It does seem strange to find this out, living in the magpie capital of Britain before moving up to Shetland. Sheffield has a very high population of magpies, a bird that is sedentary- so no wonder it does occur as a migrant in Shetland . In Sheffield it has been blamed for the decline of small birds especially in gardens although a survey by the BTO found that magpies had no effect on song birds whether they were in large or small numbers. They are very loud birds always drawing attention to themselves and it is a bird that is easily identified.
In winter they tend to roost together and I saw over 24 birds coming into roost in a large bush beside the river don. At this time of year they will be breeding, with birds nesting from two years old. They lay 6 green/ blue eggs spotted with brown in April. after building a large dome nest.
Young birds stay together until about September when they disperse but many don't survive the first year. The oldest bird was found to live until it was 21.
Another bird very common in the wood of Sheffield is the Nuthatch, this very attractive hole nesting bird can even be found close to the city centre.
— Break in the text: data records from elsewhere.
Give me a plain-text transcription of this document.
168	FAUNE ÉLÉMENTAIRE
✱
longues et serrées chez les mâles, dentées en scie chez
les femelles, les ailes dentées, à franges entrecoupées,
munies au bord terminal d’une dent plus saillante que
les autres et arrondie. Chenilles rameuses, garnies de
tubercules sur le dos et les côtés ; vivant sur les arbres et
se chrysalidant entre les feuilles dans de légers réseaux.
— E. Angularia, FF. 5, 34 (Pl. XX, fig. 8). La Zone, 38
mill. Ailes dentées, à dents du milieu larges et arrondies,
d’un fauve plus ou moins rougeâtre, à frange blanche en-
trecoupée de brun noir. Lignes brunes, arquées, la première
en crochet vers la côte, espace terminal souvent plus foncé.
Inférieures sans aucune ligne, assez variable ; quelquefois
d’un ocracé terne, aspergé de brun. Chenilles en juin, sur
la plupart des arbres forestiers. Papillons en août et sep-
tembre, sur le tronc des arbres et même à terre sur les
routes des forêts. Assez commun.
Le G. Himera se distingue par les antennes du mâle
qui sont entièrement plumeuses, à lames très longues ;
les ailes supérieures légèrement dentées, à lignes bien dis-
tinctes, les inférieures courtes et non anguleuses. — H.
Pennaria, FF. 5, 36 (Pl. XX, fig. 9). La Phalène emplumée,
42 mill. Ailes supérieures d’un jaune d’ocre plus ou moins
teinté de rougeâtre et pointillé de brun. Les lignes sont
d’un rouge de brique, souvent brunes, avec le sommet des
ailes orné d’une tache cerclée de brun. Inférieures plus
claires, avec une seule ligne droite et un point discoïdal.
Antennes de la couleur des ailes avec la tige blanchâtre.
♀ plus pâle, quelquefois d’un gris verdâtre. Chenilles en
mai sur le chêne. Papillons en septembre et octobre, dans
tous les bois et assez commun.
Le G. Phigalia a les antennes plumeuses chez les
Its habit of walking down the tree trunk is a common feature of its behavior. Its is blue / grey above and orange below with a black eye stripe making it very distinctive.
It is resident only in England and is again sedentary like the magpie making it very doubtful whether any birds would ever make it as far north as Shetland. Early records from Fair Isle in the late 1930's and early 1940's must have been misidentified. Any recorded movements nearly always show avoidance to open water.